Beyond the Wall
- Cover by Stephen King
- Designers: Chris Lampard; Roderick Robertson; Tom Rogan; Eric Rowe; Dave Williams;
- Publishers: Chaosium
- Publication: 1995; 31 years ago
- Genres: Arthurian fantasy
- Systems: Basic Role-Playing variant

= Beyond the Wall: Pictland & The North =

Role-playing supplement for Pendragon game

Beyond the Wall is a supplement published by Chaosium in 1995 for the Arthurian fantasy role-playing game Pendragon.

==Description==
Beyond the Wall describes the region of Scotland north of Hadrian's Wall. The book contains background on the area, notes on the Pictish culture, a fold-out map, and information on barbarian religions.

Topics covered include
- Details of Pictish society, locales, dwellings, coming of age ceremonies, religion, and tattooing
- Campaign tips for referees

The book includes three mini-adventures and one long adventure, "The Treacherous Pict", in which the player-knights escort a priest to the Picts in order to convert them to Christianity.

The magical talents of the Fiosaiche (Shamans) are highlighted, with focus on the Samhladhs, powerful spirits with ancient relationships within a clan.

==Publication history==
Chaosium published the Arthurian role-playing game Pendragon in 1985. Ten years later, they published the supplement Beyond the Wall, a 128-page softcover book with an 11" x 15" map sheet designed by Chris Lampard, Roderick Robertson, Tom Rogan, Eric Rowe, and Dave Williams, with interior illustrations by Arnie Swekel, and cover art by Stephen King.

==Reception==
In the May 1996 edition of Dragon (Issue #229), Rick Swan was impressed by the book's setting, saying, "Beyond the Wall draws on one of the most volatile periods of European history, the rise of the savage Picts in northern Britain. With their militant outlook and barbaric traditions, the Picts make perfect foils for the courtly knights of Pendragon." However, Swan pointed out that the book presumes a working knowledge of the Pictish era, and commented "if you slept through history class, you may find much of this baffling." He was also disappointed by the lack of detail of locations, saying the descriptions were too short and left too many unanswered questions. Swan liked the included adventure, saying it "not only brings the sourcebook material to life, but stands as one of the best Pendragon adventures." Swan concluded by giving the book an above-average rating of 5 out of 6, calling it "a solid example of history-based role-playing... If you want to learn the basics of setting design, you'd be hard-pressed to find better blueprints."

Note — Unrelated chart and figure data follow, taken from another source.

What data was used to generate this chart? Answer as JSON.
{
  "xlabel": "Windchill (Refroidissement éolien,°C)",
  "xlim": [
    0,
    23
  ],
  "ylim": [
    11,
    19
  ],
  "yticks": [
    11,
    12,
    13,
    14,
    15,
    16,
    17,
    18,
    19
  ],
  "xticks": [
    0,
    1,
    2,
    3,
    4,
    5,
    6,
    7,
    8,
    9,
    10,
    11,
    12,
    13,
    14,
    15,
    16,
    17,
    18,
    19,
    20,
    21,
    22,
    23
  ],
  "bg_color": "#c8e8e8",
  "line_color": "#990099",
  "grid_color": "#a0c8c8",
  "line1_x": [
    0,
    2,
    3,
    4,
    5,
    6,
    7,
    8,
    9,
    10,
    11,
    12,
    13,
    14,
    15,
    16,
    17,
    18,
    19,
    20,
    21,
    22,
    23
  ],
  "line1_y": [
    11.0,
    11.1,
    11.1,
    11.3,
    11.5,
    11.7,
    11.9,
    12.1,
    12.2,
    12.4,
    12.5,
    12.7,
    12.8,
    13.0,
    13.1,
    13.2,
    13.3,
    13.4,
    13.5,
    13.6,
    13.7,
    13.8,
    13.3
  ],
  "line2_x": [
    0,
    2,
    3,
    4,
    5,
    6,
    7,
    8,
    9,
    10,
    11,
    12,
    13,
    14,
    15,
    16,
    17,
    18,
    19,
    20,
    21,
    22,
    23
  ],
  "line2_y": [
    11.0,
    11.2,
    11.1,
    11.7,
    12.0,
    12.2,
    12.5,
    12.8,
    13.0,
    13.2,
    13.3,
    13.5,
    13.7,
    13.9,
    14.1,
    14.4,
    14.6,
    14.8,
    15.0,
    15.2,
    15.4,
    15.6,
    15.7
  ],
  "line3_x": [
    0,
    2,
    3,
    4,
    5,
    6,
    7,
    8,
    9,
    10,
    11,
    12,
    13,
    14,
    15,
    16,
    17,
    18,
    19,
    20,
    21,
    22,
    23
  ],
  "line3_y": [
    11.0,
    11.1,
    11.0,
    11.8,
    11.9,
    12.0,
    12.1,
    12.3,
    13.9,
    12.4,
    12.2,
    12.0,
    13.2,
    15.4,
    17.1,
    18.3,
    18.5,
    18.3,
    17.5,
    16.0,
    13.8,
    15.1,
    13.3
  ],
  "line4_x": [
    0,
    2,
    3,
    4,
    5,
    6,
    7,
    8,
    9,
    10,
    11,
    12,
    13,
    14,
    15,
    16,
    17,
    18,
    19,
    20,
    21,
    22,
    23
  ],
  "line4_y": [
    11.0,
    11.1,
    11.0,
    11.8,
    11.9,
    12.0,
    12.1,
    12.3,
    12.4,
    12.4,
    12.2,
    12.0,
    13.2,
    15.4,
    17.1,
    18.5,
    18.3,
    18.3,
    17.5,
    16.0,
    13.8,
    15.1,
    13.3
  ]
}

In Issue 26 of Australian Realms, Paul Mittig found the book had pros and cons. On the plus side "I enjoyed both the source and adventure material. This book also gives a pretty good insight into the minds and culture of the early Pictish people." However, "On the other side of the coin, the supplement doesn't really detail the actual lands and places much. Most places get a single paragraph or two, meaning the referee will have to do a bit of prep work." Mittig also would have preferred the map to be printed in color rather than black & white. Mittig concluded, "For those wanting to take their Pendragon characters beyond Hadnan’s wall, this is a very worthwhile investment."

==Awards==
At the 1995 Origins Awards, Beyond the Wall was a finalist in the category "Best Role-playing Rules."